Mutually Assured Destruction
Learn about mutually assured destruction (MAD) — the Cold War nuclear doctrine that paradoxically kept the peace by ensuring any nuclear attack would mean total annihilation.
Mutually Assured Destruction (MAD) was the paradoxical nuclear doctrine that defined the Cold War: the idea that if both superpowers possessed enough nuclear weapons to destroy each other completely, neither would dare launch a first strike. Peace was maintained not through trust or goodwill, but through the certainty that nuclear war would mean the end of both attacker and defender — and possibly civilization itself.
The doctrine emerged gradually as both sides built nuclear arsenals of staggering size. By the 1980s, the United States and Soviet Union together possessed over 60,000 nuclear warheads — enough to destroy the world many times over. Each maintained a 'nuclear triad' of land-based missiles, submarine-launched missiles, and bomber aircraft, ensuring that even a devastating first strike could not prevent a retaliatory second strike. This 'balance of terror' kept the Cold War cold.
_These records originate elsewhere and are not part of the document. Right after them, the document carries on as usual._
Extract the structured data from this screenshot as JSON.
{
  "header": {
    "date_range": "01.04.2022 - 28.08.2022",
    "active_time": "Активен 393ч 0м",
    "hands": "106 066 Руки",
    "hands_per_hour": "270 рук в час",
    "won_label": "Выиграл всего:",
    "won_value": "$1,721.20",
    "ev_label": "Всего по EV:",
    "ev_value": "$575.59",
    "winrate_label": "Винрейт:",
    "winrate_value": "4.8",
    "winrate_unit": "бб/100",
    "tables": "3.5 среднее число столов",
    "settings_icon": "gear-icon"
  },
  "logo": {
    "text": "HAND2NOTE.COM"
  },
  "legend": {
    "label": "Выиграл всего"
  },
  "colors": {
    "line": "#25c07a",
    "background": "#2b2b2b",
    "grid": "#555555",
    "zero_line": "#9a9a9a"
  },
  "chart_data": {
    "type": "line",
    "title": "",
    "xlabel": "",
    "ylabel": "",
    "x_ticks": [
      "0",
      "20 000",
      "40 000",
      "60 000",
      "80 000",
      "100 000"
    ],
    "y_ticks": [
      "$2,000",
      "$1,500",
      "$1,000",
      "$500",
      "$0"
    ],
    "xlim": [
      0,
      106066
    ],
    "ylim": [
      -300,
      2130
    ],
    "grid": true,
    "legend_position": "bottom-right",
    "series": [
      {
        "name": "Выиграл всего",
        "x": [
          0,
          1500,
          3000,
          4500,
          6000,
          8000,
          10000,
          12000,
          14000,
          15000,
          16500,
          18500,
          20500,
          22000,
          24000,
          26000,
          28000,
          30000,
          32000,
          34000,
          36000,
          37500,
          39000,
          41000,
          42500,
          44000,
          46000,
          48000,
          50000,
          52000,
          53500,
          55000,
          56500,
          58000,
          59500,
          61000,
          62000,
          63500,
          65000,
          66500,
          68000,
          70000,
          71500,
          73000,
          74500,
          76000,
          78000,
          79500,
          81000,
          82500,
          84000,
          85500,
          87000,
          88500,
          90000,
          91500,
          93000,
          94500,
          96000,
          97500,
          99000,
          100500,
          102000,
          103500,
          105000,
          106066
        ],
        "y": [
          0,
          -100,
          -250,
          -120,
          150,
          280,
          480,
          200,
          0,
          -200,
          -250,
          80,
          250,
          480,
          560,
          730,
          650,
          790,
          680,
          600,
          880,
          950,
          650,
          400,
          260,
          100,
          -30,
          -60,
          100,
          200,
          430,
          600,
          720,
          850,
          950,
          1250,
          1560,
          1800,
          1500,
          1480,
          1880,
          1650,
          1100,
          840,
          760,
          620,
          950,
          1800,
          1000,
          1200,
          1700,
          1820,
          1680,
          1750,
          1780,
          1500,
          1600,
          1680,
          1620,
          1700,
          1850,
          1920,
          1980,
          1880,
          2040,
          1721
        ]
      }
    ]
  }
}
MAD created strange contradictions. Arms control agreements like SALT and START limited weapons numbers but preserved the fundamental logic of mutual destruction. Anti-missile defense systems were restricted because they might undermine the balance of terror. Critics argued that MAD was insane — betting civilization on the rationality of leaders — while defenders argued it was the only thing preventing World War III. The doctrine raises questions about nuclear weapons that remain unresolved: can deterrence work forever, or is nuclear war eventually inevitable?